Un hombre por naturaleza está orientado a objetivos. Verá la meta y los pasos para llegar allí. Los sentimientos no son su principal consideración. Así es como funciona su mente. Por otro lado, una mujer ve no solo la meta sino más allá de la meta. Le preocupa más cómo las acciones afectarán los sentimientos de los demás.

Riesgo/Seguridad

Los hombres toman riesgos. Dios construyó esta tendencia en los hombres porque tomar riesgos es la única forma de lograr cosas nuevas y grandes en la vida. Pero la mujer, siendo la ama de casa y cuidadora que Dios quiso que fuera, está mucho más interesada en crear belleza, dulzura y seguridad. La mayoría de las mujeres elegirían la seguridad antes que el éxito porque Dios les ha dado ese instinto. Pero Dios ha dado a los hombres un instinto productivo. Entonces los hombres toman riesgos; las mujeres desean seguridad.

Panorama general/Detalles

Los hombres tienden a ver el panorama general, mientras que las mujeres se enfocan en los detalles.

Supongamos que a un hombre se le presenta una nueva oportunidad de negocio. Puede comprar una franquicia para un nuevo producto de moda. Él considera esto como una oportunidad de su vida. Así que toma los ahorros de toda su vida (sin consultar a su esposa), compra la franquicia, renuncia a su trabajo, llega a casa y le dice esto a su esposa: «Adivina, cariño, vamos a entrar en un nuevo negocio. Va a ser ¡fantástico! Vamos a hacer todo este dinero. Y tenemos que mudarnos a Cincinnati».
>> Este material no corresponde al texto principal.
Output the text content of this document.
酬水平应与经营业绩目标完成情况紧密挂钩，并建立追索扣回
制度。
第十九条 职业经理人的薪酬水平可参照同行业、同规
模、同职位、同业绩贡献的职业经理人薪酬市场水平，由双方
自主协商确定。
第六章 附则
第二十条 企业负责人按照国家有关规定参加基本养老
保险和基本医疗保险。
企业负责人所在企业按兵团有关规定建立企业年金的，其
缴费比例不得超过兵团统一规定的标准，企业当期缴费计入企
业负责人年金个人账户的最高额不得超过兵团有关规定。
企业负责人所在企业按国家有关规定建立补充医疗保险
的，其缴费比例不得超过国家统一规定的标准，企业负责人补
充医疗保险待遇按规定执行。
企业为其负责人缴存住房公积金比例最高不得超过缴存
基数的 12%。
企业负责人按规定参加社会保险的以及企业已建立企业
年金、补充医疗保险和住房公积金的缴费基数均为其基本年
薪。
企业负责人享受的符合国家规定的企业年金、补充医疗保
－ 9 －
Bueno, ella comienza a llorar.

Él responde: «¿Qué te pasa? ¡Esto es lo que hemos estado esperando toda nuestra vida!».

«¡No podemos movernos!»

«¿Por qué?»

«Porque los niños están en la escuela. ¿Qué pasa con las citas con el dentista? ¡Acabamos de decorar el baño!»

En este caso, el esposo se comunicó de manera incorrecta. Debería haber pensado en los detalles involucrados en este tipo de cambio. Debería haberse asegurado de que su esposa conociera sus planes para brindar seguridad a ella y a sus hijos. Y, por supuesto, debería haber consultado con ella al principio. Pero ninguna perspectiva es incorrecta. Dios hizo hombres y mujeres diferentes.

Insensible/Sensible

Los hombres tienden a ser insensibles en comparación con las mujeres. Ahora bien, la insensibilidad llevada al extremo es mala. Pero los hombres tienden a tener una piel gruesa, lo cual es vital en ciertas situaciones. La vida es dura y hay que tomar decisiones difíciles, por lo que tiene cierta insensibilidad. Por otro lado, una mujer es empática. Dios la hizo muy sensible, para que pudiera ser una ayuda adecuada para un hombre que podría endurecerse en la selva.

Mientras que el hombre tiende a ser más defensivo y desconfiado, la mujer tiende a ser más confiada y abierta. Ella es la que nutre, la dadora de vida. Sabe perdonar mejor, porque es más sensible a los sentimientos de los demás.